Sakya Tradition

Sachen Kunga Nyingpo

A Brief History

The Sakya tradition is known as the ‘holder of all the Buddha’s teachings’ due to the vast extent of teachings and practices it has preserved in its long history.

It takes its name from the monastery founded at Sakya in south-western Tibet in 1073 by Könchok Gyalpo of the Khön clan. Since his time the leadership of the tradition has remained within the same family.

Five Founding Masters of Sakya

Könchok Gyalpo was followed by his son, Sachen Kunga Nyingpo, the first of the five ‘gongmas’ (venerable masters), who in turn was succeeded by Sonam Tsemo, Drakpa Gyaltsen, Sakya Pandita and Chogyal Phakpa, teacher of Kublai Khan.

These five founding lamas gave the tradition its distinctive shape.
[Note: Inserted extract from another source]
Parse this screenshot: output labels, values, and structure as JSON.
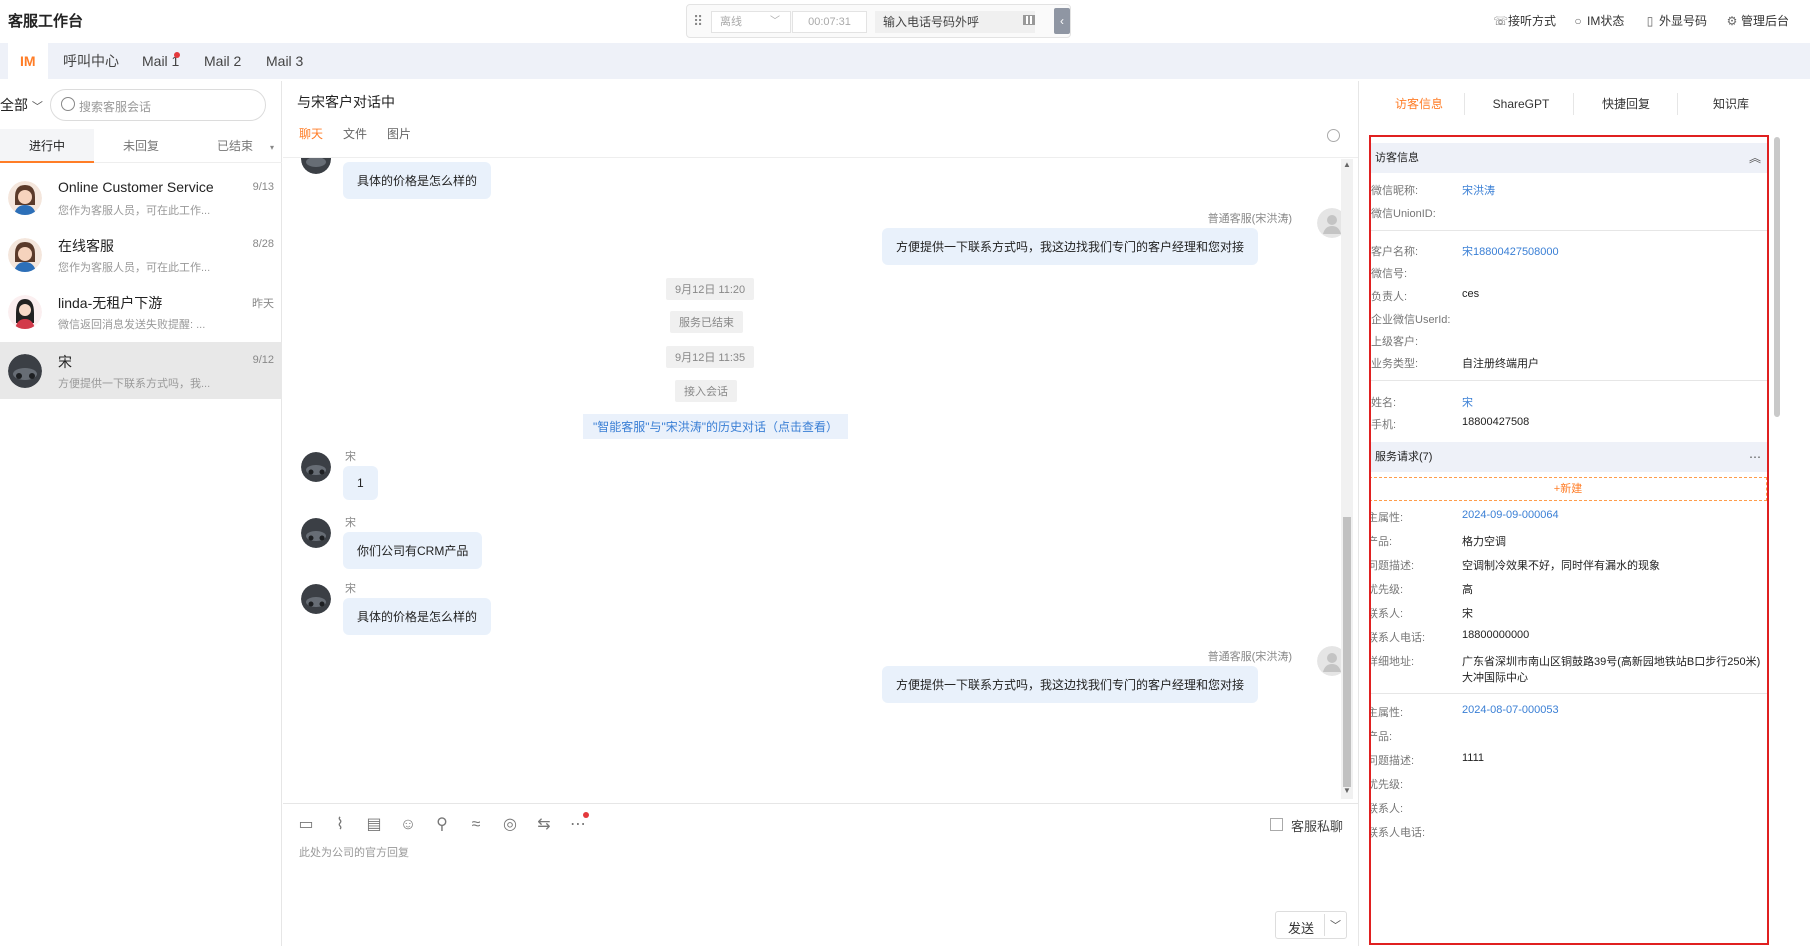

Sakya Pandita was particularly renowned throughout Tibet and beyond for the depth of his knowledge and mastery of all the teachings. He was also instrumental in preserving the efficacy of the dharma by clarifying the misunderstandings which arose during the early history of Buddhism in Tibet. The current Sakya Trizin is directly descended from these ‘gongmas’.

Over the centuries numerous men and women have achieved great realisation through the study and practice of the teachings preserved within the tradition.